The Proclamation of Resurrection
Peter’s message on the Day of Pentecost set the agenda for every authentic gospel message. “Jesus of Nazareth [was] … crucified and killed by the hands of lawless men. God raised him up, loosing the pangs of death, because it was not possible for him to be held by it” (Act 2:22-24). Pointing to David, he cogently argued that “he foresaw and spoke about the resurrection of the Christ, that he was not abandoned to Hades, nor did his flesh see corruption. This Jesus God raised up, and of that we all are witnesses” (vv31-32).
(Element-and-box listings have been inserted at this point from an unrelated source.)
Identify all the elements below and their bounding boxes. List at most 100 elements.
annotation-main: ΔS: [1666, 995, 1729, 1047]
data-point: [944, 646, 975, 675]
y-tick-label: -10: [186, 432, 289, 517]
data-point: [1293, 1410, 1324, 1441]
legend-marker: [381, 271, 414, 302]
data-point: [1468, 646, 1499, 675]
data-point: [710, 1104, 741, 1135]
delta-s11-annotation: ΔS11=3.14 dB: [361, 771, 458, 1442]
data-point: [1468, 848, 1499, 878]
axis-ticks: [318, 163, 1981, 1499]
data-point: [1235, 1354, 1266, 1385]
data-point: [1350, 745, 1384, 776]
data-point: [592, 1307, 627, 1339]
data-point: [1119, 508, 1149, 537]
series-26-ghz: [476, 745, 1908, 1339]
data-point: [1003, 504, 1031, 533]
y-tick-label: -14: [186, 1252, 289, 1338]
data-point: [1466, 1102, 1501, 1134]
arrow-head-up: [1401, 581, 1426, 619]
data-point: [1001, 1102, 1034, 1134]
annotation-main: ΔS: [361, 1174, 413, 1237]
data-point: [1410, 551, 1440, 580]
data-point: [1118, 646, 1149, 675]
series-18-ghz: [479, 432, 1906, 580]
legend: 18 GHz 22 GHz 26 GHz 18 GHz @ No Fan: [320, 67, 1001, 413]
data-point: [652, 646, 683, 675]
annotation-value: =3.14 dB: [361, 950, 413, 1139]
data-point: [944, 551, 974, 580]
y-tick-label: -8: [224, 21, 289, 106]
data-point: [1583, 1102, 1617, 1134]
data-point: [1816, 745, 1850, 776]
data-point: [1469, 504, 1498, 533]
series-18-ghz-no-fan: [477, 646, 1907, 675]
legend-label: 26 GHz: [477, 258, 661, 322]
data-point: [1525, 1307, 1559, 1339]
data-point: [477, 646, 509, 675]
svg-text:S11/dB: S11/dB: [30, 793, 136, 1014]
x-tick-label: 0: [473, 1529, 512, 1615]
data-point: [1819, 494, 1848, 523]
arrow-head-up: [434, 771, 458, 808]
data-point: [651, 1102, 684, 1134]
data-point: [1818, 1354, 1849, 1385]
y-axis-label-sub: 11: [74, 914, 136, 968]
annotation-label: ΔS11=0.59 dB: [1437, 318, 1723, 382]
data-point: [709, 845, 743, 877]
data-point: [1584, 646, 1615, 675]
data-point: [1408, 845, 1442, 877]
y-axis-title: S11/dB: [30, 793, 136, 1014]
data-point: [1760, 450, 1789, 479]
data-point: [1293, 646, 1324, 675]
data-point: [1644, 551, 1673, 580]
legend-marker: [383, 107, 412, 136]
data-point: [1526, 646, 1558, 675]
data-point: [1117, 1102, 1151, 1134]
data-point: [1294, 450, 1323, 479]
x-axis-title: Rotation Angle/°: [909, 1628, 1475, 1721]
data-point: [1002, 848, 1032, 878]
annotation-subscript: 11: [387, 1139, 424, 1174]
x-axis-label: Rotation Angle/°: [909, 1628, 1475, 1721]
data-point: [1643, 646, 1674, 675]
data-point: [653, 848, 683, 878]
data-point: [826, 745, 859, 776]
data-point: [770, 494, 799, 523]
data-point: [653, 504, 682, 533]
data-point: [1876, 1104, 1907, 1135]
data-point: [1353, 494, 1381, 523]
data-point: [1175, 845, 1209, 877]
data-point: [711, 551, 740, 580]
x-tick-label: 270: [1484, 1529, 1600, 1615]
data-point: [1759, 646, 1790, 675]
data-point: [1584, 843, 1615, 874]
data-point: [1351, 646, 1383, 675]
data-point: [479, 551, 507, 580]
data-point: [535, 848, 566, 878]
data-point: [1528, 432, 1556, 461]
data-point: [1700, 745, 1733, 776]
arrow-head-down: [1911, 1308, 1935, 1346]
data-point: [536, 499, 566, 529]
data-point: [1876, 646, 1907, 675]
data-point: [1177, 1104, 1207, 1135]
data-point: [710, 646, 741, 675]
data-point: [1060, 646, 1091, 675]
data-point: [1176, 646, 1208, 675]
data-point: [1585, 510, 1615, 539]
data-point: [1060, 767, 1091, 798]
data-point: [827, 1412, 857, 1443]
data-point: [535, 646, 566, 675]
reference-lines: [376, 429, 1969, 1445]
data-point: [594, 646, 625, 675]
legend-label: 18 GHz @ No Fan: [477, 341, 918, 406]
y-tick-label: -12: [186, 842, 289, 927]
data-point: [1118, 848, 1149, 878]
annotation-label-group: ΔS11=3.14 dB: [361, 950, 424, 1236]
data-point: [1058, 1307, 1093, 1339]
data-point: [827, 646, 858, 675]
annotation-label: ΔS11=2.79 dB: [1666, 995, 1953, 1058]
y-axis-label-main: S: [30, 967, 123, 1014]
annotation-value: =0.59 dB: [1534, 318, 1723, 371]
The entire apostolic message was centered here. Paul memorably recorded the gospel that had been revealed to him in four short propositions (1Co 15:3-8). Christ died, was buried, was raised, and was seen; this was the sum and substance of the preached word. From his first recorded message in Antioch (Act 13:30), his preaching was permeated with the risen Christ. And still today, “if you confess with your mouth that Jesus is Lord and believe in your heart that God raised him from the dead, you will be saved” (Rom 10:9).
The Implication of Resurrection
A risen Christ is essential to our salvation. Without it, Christianity is invalid; “if Christ has not been raised, your faith is futile and you are still in your sins. Then those also who have fallen asleep in Christ have perished” (1Co 15:17-18). Thankfully, Peter reminds us that God, “according to his great mercy … has caused us to be born again to a living hope through the resurrection of Jesus Christ from the dead” (1Pe 1:3). We are declared righteous when we “believe in him who raised from the dead Jesus our Lord, who was delivered up for our trespasses and raised for our justification” (Rom 4:24-25). Sanctification is now ours; “just as Christ was raised from the dead by the glory of the Father, we too might walk in newness of life” (6:4).
The resurrection of Jesus Christ guarantees our future in His presence, “knowing that he who raised the Lord Jesus will raise us also with Jesus and bring us with you into his presence” (2Co 4:14). A risen Christ confers complete security; “because I live, you also will live” (Joh 14:18-19). Do we not, then, breathe together, “Even so come, Lord Jesus!”?
 William Hoste, Studies in Bible Doctrine (Kilmarnock: John Ritchie Ltd., 1932).
 Bible quotations in this article are from the ESV.